All of ETSU’s approximately 400 athletes visit the program to undergo baseline concussion testing before their seasons begin. If a student athlete sustains a suspected concussion during play, Athletics staff will complete a sideline evaluation at that time. If a concussion is suspected, the athlete returns to the Speech-Language and Hearing Clinic for post-concussion testing and follow-up. The team physician ultimately clears the student athlete for return to play.

While the NCAA mandates a concussion management program for all universities, this unique collaborative effort between Athletics and the Department of Audiology and Speech-Language Pathology has led to good outcomes for ETSU’s student athletes.

“For the last two years, the concussion management program has provided a more detailed, structured environment for our athletes,” said Brett Lewis, head athletic trainer at ETSU. “Our athletes get a lot of one-on-one screening and detailed reports. With the screening and education they are receiving, we are making great strides to keep them healthier.”

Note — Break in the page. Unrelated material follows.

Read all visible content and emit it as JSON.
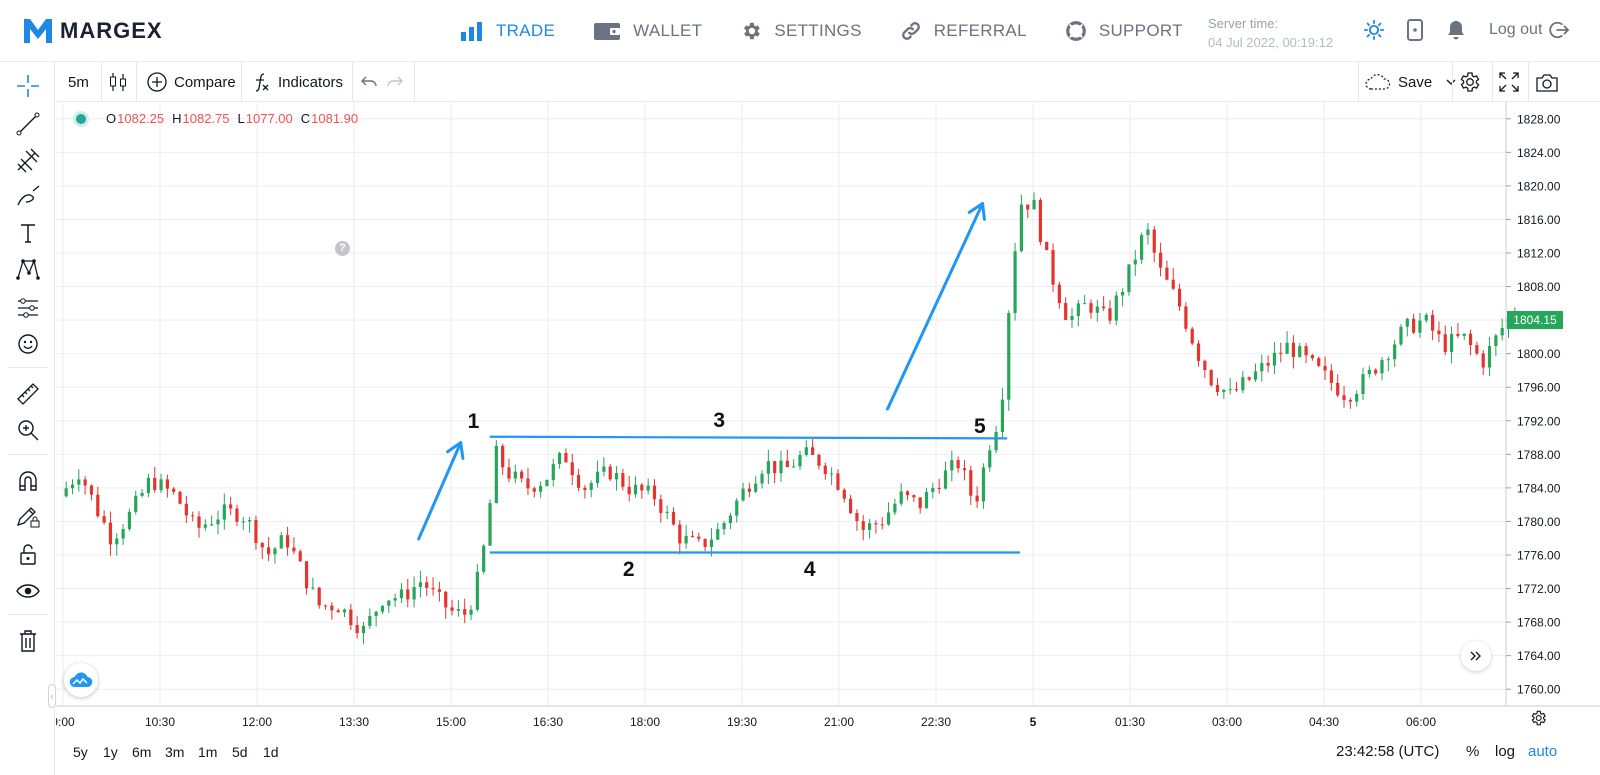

A recent $5,979 clinical enhancement grant from the College of Clinical and Rehabilitative Health will increase the services offered to ETSU athletes, as well as move toward ways to potentially expand the program’s outreach to the community, said Courtney Andrews, assistant professor of Speech-Language Pathology at ETSU.

The funds have allowed for new screening equipment and training on interdisciplinary concussion management.

“We are piloting something called VOMS – vestibular ocular motor screening – that is very sensitive in detecting concussions,” Andrews said. “Currently, we’re using VOMS with the men’s basketball players, and we are looking at adding it to our full protocol at some point.”

The grant is also bolstering the work of ETSU’s interdisciplinary concussion team, which involves experts from ETSU’s Departments of Nutrition, Physical Therapy (PT), Audiology, Speech-Language Pathology and Disability Services.

“We’re looking into ways to treat the student athletes therapeutically, rather than just doing the testing,” Andrews said. “For example, the nutritionist can provide recommendations regarding nutrition and how that can aid the healing of the body and the brain.”

Earlier this year, ETSU’s concussion team traveled to Vanderbilt University to study its concussion management program and investigate other methods that could be implemented at ETSU.

“One thing that is nice about the concussion clinic at Vanderbilt is that it is open to people from the community who receive sports-related concussions,” Andrews said. “One of our goals is to be able to offer our services to our local community, such as the minor league sports teams, schools and youth sports.

“The ultimate goal of our team is to have a concussion clinic at ETSU,” Andrews said. “That is something we’re working toward, and this grant is helping us move closer to that goal.”